Judge of the Wisconsin Court of Appeals for the 2nd district
- Incumbent
- Assumed office November 4, 2011
- Appointed by: Scott Walker
- Preceded by: Daniel P. Anderson

Judge of the Waukesha County Circuit Court Branch 2
- In office August 1, 2010 – November 4, 2011
- Preceded by: Richard Congdon
- Succeeded by: Jennifer Dorow

Member of the Wisconsin State Assembly from the 84th district
- In office January 4, 1999 – July 31, 2010
- Preceded by: Mary Lazich
- Succeeded by: Mike Kuglitsch

Personal details
- Born: March 20, 1970 (age 56) Milwaukee, Wisconsin, U.S.
- Party: Republican
- Education: University of Wisconsin, Madison (BA, JD)

Military service
- Allegiance: United States
- Branch/service: United States Army • U.S. Army Reserve
- Years of service: 2000–present
- Unit: Army Judge Advocate General's Corps
- Battles/wars: Iraq War

= Mark Gundrum =

American politician & judge (born 1970)

Mark Gundrum (born March 20, 1970) is an American lawyer and politician serving as a judge of the Wisconsin Court of Appeals for District II. He previously served as a member of the Wisconsin State Assembly from 1999 to 2010.

==Early life and education==
Born in Milwaukee, Wisconsin, Gundrum graduated from Catholic Memorial High School, where he played for the school's gridiron football team. He received his bachelor's and law degrees from the University of Wisconsin–Madison.

== Career ==
Gundrum served on the Hales Corners, Wisconsin village board. He later worked as a staff attorney for Rudolph T. Randa, a judge for the United States District Court for the Eastern District of Wisconsin. He joined the United States Army Reserve in 2000, and was deployed to Iraq in 2008.

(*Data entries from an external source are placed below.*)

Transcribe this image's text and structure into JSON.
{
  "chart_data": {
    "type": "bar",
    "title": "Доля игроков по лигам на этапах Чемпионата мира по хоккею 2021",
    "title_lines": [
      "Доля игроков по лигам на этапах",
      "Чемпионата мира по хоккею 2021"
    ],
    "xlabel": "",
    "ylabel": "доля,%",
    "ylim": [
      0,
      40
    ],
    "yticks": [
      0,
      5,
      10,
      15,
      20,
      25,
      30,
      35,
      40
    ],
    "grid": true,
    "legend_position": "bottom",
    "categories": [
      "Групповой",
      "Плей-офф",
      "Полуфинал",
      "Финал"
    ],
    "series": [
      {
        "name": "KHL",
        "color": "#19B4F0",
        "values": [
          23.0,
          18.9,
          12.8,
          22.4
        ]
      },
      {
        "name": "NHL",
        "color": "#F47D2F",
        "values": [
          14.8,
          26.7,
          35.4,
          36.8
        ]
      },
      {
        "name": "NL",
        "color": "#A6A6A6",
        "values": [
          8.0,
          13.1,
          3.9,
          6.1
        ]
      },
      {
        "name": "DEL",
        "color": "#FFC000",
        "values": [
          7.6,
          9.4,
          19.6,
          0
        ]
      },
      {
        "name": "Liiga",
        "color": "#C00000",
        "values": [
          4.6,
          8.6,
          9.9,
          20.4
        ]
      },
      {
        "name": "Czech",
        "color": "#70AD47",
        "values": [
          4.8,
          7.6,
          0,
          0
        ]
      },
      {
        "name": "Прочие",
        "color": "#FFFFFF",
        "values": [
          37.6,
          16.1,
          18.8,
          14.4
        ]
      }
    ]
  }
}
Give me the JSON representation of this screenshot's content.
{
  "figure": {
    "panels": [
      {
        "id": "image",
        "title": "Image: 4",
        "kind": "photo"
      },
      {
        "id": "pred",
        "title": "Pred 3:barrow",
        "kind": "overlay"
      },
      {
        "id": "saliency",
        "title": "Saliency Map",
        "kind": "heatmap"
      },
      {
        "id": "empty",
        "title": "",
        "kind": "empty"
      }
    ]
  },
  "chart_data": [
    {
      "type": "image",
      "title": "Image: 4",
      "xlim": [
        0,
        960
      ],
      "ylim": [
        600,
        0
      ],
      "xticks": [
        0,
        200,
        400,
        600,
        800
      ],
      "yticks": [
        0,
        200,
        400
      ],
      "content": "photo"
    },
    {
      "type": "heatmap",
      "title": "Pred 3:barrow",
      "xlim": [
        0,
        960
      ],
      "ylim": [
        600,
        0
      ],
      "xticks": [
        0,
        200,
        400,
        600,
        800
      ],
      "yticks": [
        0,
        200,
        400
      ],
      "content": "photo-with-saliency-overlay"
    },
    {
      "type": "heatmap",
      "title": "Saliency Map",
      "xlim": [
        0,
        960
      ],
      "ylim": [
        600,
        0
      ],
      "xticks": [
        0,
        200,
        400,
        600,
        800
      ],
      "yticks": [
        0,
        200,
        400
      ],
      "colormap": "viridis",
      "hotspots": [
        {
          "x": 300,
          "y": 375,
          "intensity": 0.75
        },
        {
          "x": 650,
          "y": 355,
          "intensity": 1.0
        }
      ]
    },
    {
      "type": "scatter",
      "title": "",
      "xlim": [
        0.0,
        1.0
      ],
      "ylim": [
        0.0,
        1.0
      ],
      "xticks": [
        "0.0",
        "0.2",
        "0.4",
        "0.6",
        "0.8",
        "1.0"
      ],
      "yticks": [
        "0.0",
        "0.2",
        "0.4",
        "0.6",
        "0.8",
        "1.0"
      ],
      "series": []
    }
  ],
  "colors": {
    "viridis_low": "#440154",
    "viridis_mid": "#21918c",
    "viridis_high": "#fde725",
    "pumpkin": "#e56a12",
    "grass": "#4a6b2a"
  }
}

In 1998, Gundrum won the race to succeed Mary Lazich in the Wisconsin State Assembly as a Republican. In the 2002 election, he defeated fellow state legislator Marc C. Duff, who ran against Gundrum due to redistricting. While serving in the Wisconsin State Assembly, Gundrum worked with Steven Avery, who was exonerated after being falsely convicted of a sexual assault, to pass a criminal justice reform bill. In 2010, Gundrum was elected as a Circuit Court judge for Waukesha County. He was soon thereafter appointed by Governor Scott Walker in 2011 to fill a vacancy on the Wisconsin Court of Appeals. Gundrum successfully ran for the seat in 2013 and was re-elected in 2019.

Gundrum was named as one of Governor Scott Walker's finalists to replace Justice David Prosser, Jr. on the Wisconsin Supreme Court in June 2016.

== Personal life ==
Gundrum and his wife, Mary, married in 1996. They are Catholic and have ten children, whom they homeschooled through Wisconsin Virtual Academy. Their youngest child was born with encephalocele and a facial cleft, which required surgery to correct at Boston Children's Hospital. Gundrum appeared in the 2015 Netflix documentary series Making a Murderer, detailing Avery's case.